Despite FDA approval and CE marking of commercial tests, manufacturer-independent testing of the technical aspects of newly developed tests is important. To evaluate the analytical performance and explore the clinical applicability of the new Roche COBAS AmpliPrep COBAS TaqMan HIV-1 test, version 2.0 (CAP/CTM v2.0), platform comparison was performed with the Roche CAP/CTM test, version 2.0, the COBAS Amplicor HIV-1 Monitor Test, version 1.5 (CAP/CA v1.5), the COBAS AmpliPrep COBAS TaqMan HIV-1 Test (CAP/CTM v1.0), and the Abbott m2000 RealTime HIV-1 assay on panels and diagnostic samples. Specificity was tested for HIV-2 samples. Furthermore, samples from HIV-1-seropositive individuals with CAP/CA v1.5-measured viral loads below 50 HIV-1 RNA copies per ml (cp/ml) and replicates of HIV-1-seronegative plasma were tested in a checkerboard analysis. CAP/CTM v2.0 is HIV-1 specific, with broad genotype inclusivity and no serious underquantification of viral load relative to the other assays used. Low viral loads below the threshold of quantification for CAP/CA v1.5 are observed with CAP/CTM v2.0. A CAP/CTM v2.0-measured viral load of >50 copies/ml in these samples correlated with therapy failure.
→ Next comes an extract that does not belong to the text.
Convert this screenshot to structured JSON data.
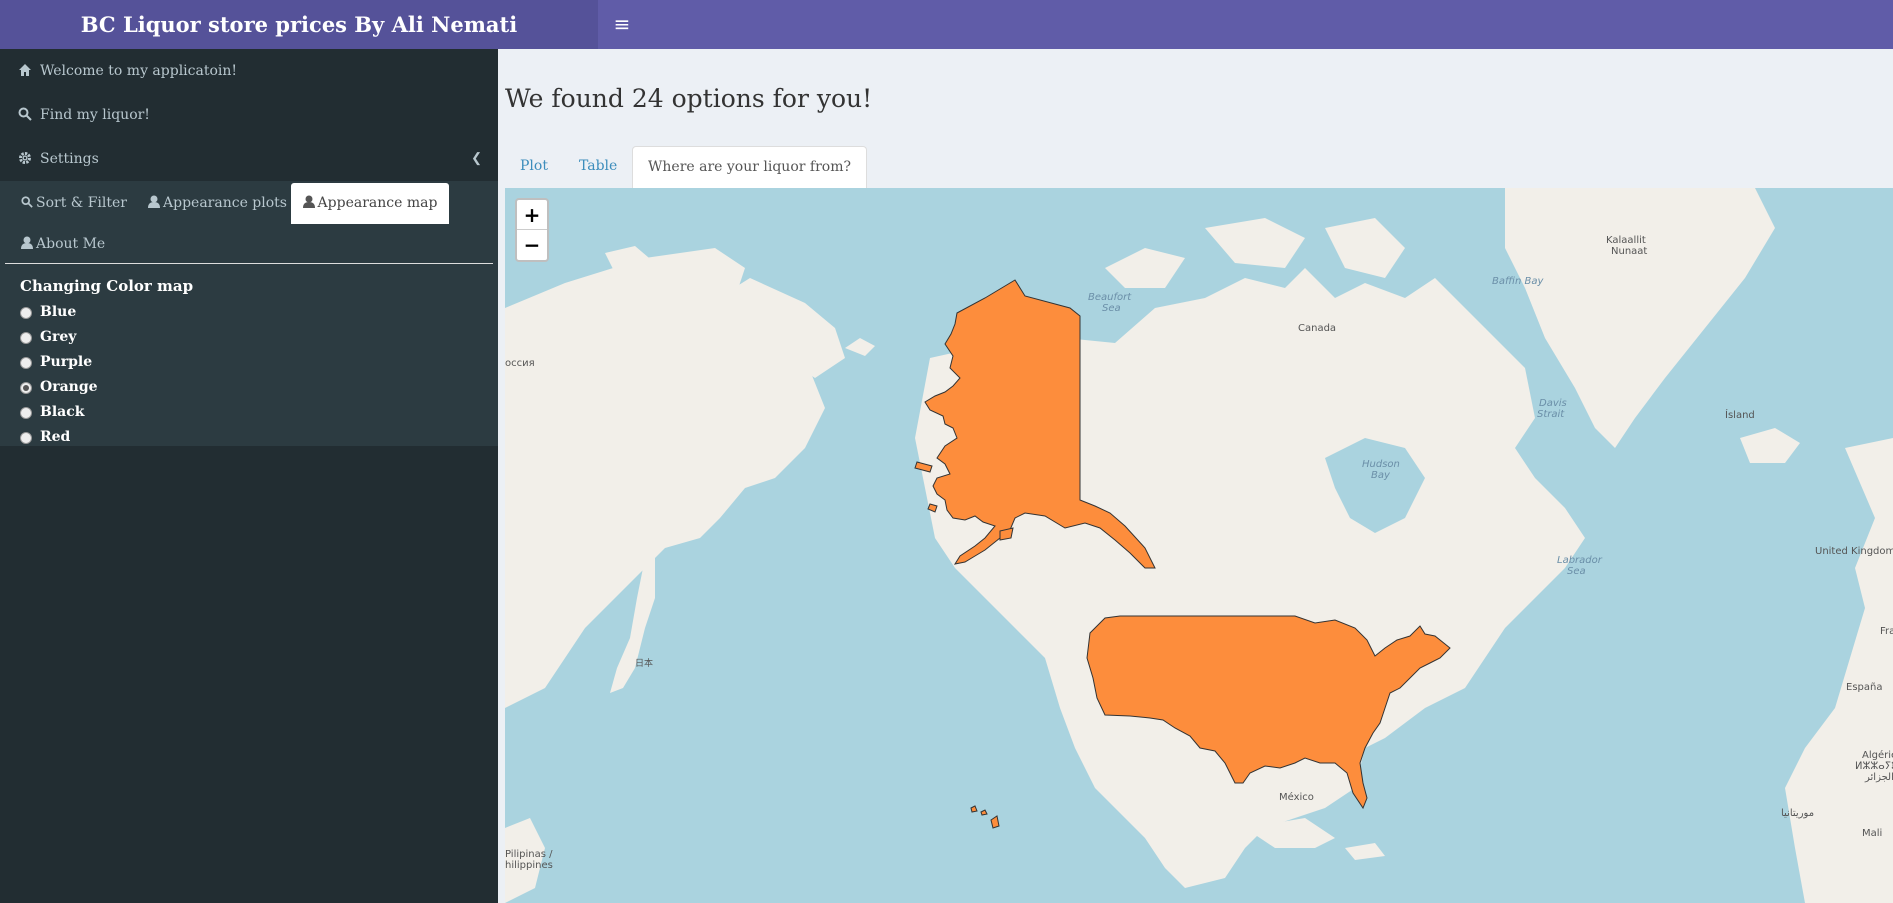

In conclusion, CAP/CTM v2.0 is an accurate and reliable test for HIV-1 viral load measurement relative to the other assays used with respect to specificity, sensitivity, and genotype inclusivity.

FIG. 1.

Viral load as measured with CAP/CA v1.5 (triangles), CAP/CTM v1.0 (squares), and CAP/CTM v2.0 of dTTP (circles) and dUTP (diamonds) containing CAP/CA v1.5 amplicons, plotted against the amount of input amplicon as measured with a semiquantitative real-time RT-PCR specific for CAP/CA v1.5 amplicons.

FIG. 2.

Viral loads as measured with CAP/CTM v2.0 for samples from HIV-1-infected patients under antiretroviral therapy that were below the limit of quantification (50 cp/ml) as determined by CAP/CA v1.5, plotted against the numbers of months that the patients showed levels below the limit of quantification for CAP/CA v1.5. Samples with viral loads between 20 and 50 cp/ml as determined by CAP/CTM v2.0 are not plotted.

FIG. 3.

Probability of treatment failure for patients showing levels below the threshold of quantification for CAP/CA v1.5 who were retested with CAP/CTM v2.0. A 5-cp/ml moving lower limit was set, and the probability of therapy failure for patients with levels below this lower limit was compared to that for patients with levels above this limit and was tested for significance. The figure shows the P values for each limit (P < 0.05 is significant).

FIG. 4.

Viral loads of samples from six HIV-1-seronegative but HIV-2-seropositive patients, measured with an in-house-developed HIV-2 real-time quantitative RT-PCR assay, CAP/CTM v2.0, and CAP/CA v1.5, are plotted.

FIG. 5.

Viral loads for the WHO 1st reference panel as determined by CAP/CTM v1.0, CAP/CTM v2.0, and the Abbott assay. N.T., not tested.

FIG. 6.

Regression plots of Bland-Altman analysis-derived data for CAP/CTM v2.0 compared with results for CAP/CA v1.5 (A), CAP/CTM v1.0 (B), and the Abbot M2000 system (C). Viral loads measured were log₁₀ transformed before analysis. Dashed lines indicate 1-log₁₀ difference from the regression curve.